El triunfo de Sergio Massa en las elecciones significó mucho más que un resultado absolutamente insurrecto frente a una multiplicidad de encuestas que volvieron a equivocarse.
El peronismo, y el pueblo argentino, le han puesto un límite a una expresión neofascista intolerable, que iba por las más sensibles conquistas obtenidas durante cuarenta años de democracia. Por lo tanto, esa imposición categórica abre las puertas para un balotaje que, aunque incierto, coloca al movimiento nacional y popular mucho más cerca de la reconstitución de un rumbo posible en medio del marasmo económico y social de la Argentina.
Los votos justicialistas reaparecieron con una puntualidad histórica para frenar a la ultraderecha que ahora pugna desprolijamente por construir alianzas tortuosas para la segunda vuelta. Mientras tanto, el candidato triunfador actúa claramente como un hombre de estado que siente que construyó su propia victoria en base a una correcta interpretación de las expectativas de la base peronista y de los sectores democráticos en su conjunto.
Mientras la oposición se debate en una verdadera bolsa de gatos, Massa hace el juego que más conoce: acumular y acrecentar la materialidad misma del poder. Algo que aparecía como un imposible hasta hace poco tiempo termina revelándose como una epifanía.
El miedo y la desesperación de caer en el pozo de un experimento autoritario han puesto pausa, al menos momentáneamente, en la mayoría de la sociedad argentina. Lo que puede intuirse es que ese estado de ánimo postelectoral se convierta en el preludio de la construcción de un sentido análogo en el balotaje de noviembre.

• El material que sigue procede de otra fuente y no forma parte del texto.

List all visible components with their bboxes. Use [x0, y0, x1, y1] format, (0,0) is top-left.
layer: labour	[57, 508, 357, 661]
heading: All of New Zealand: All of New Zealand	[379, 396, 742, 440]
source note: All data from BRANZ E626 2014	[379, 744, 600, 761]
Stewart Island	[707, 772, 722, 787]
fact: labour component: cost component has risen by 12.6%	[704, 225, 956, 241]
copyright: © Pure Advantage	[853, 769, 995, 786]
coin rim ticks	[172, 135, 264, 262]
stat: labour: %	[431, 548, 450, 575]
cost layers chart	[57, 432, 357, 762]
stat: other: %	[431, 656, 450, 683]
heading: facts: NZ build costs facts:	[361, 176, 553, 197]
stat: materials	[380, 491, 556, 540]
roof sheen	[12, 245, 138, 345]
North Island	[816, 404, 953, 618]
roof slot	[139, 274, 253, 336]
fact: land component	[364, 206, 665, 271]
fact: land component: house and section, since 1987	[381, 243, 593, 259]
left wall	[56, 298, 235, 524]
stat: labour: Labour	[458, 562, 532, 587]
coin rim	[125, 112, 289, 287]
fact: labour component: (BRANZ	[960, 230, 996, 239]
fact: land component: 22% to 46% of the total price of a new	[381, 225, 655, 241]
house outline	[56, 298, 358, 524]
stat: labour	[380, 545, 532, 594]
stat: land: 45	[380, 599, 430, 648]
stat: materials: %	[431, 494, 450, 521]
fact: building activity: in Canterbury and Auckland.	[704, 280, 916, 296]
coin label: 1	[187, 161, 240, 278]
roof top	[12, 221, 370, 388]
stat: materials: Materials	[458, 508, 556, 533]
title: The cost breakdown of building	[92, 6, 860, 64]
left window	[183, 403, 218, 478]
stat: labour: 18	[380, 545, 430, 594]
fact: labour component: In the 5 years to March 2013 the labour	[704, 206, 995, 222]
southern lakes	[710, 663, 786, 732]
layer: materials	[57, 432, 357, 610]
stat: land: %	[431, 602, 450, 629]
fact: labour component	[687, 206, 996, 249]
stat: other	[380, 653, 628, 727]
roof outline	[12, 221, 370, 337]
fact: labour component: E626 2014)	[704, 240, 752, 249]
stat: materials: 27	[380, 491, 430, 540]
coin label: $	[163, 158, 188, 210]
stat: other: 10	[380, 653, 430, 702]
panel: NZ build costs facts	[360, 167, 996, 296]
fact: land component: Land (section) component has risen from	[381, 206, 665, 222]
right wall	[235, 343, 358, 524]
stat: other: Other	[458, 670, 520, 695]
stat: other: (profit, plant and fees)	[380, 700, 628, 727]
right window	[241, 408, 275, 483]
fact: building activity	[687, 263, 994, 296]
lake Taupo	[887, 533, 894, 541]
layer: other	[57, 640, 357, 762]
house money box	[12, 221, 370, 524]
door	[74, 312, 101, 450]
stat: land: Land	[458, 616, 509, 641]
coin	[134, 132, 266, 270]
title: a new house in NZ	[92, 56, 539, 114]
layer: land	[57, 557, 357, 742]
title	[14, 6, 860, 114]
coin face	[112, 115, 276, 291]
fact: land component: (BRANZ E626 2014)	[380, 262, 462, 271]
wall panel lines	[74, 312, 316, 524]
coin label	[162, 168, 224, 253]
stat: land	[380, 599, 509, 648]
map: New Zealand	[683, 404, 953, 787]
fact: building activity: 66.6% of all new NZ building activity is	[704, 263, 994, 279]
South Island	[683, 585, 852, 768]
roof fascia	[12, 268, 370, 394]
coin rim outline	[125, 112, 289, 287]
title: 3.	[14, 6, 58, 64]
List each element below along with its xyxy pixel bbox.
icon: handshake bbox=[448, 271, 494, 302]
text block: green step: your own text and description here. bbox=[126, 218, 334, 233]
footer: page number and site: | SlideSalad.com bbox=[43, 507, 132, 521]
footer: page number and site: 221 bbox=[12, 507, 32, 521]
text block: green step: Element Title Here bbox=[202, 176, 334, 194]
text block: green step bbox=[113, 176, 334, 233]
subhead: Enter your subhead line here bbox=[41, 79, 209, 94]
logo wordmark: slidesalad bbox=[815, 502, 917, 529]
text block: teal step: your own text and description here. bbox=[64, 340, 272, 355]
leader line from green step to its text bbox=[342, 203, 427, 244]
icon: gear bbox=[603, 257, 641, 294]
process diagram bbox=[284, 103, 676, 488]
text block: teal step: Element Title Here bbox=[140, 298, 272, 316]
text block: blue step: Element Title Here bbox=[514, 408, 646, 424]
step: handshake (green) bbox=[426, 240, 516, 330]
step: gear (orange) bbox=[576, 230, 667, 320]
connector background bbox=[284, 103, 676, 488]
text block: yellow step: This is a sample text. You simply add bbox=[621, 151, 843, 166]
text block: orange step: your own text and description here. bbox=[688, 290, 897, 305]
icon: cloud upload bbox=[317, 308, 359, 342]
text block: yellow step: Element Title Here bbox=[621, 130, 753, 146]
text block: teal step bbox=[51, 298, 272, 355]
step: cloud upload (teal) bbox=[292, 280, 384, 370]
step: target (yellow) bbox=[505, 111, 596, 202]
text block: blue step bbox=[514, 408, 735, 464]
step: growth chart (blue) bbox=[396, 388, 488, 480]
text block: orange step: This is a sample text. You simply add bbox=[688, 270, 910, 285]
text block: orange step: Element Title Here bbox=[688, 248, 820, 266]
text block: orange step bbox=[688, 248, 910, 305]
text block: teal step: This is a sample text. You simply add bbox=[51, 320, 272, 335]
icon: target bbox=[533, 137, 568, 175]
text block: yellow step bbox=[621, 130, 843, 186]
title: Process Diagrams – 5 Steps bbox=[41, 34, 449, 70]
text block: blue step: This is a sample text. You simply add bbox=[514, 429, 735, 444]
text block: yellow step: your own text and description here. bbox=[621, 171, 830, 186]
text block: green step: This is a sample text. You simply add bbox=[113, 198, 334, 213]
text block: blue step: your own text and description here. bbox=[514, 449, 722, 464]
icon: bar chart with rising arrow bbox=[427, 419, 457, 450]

La rotunda escalada de Massa ha provocado además otro efecto no tan palpable para el gran público: puso al descubierto la contrariedad que buena parte de la burguesía transnacional experimentó por el resultado, porque intuye que el mismo podría poner en mejores condiciones al capital nacional en cuestiones claves que ya comenzaron a jugarse. Esas disputas tienen que ver con la enorme potencialidad del país en temas como la energía, las comunicaciones, los agronegocios y la minería. Allí se disputa la madre de todas las batallas, más allá de que la prensa local e internacional no atiendan a ese costado decisivo de la elección.
Prescindiendo de este entramado de difícil identificación para el conjunto de la sociedad, no hay duda que el negacionismo, la discriminación, la barbarie, el empobrecimiento deliberado del estado, la postración de los jubilados, la pulverización de los salarios, la venta de órganos, la venta de niños y de órganos, los insultos al Papa, la intolerancia y el autoritarismo han quedado reducidos a su verdadera expresión reaccionaria.
No obstante, el resultado acontecido es provisorio y habrá que estar atento a las percepciones variables de un electorado que ha demostrado una profundización de su laxitud para con las históricas filiaciones políticas. El peronismo, de llegar al poder, debe necesariamente reconfigurarse y no dejarse tentar por arrebatos de generoso infantilismo progresista. Así como se han fortalecido la democracia, los derechos humanos, la racionalidad y una esforzada vocación de comprender el mundo, también se ha puesto un vallado a los desvaríos diletantes de las almas bellas.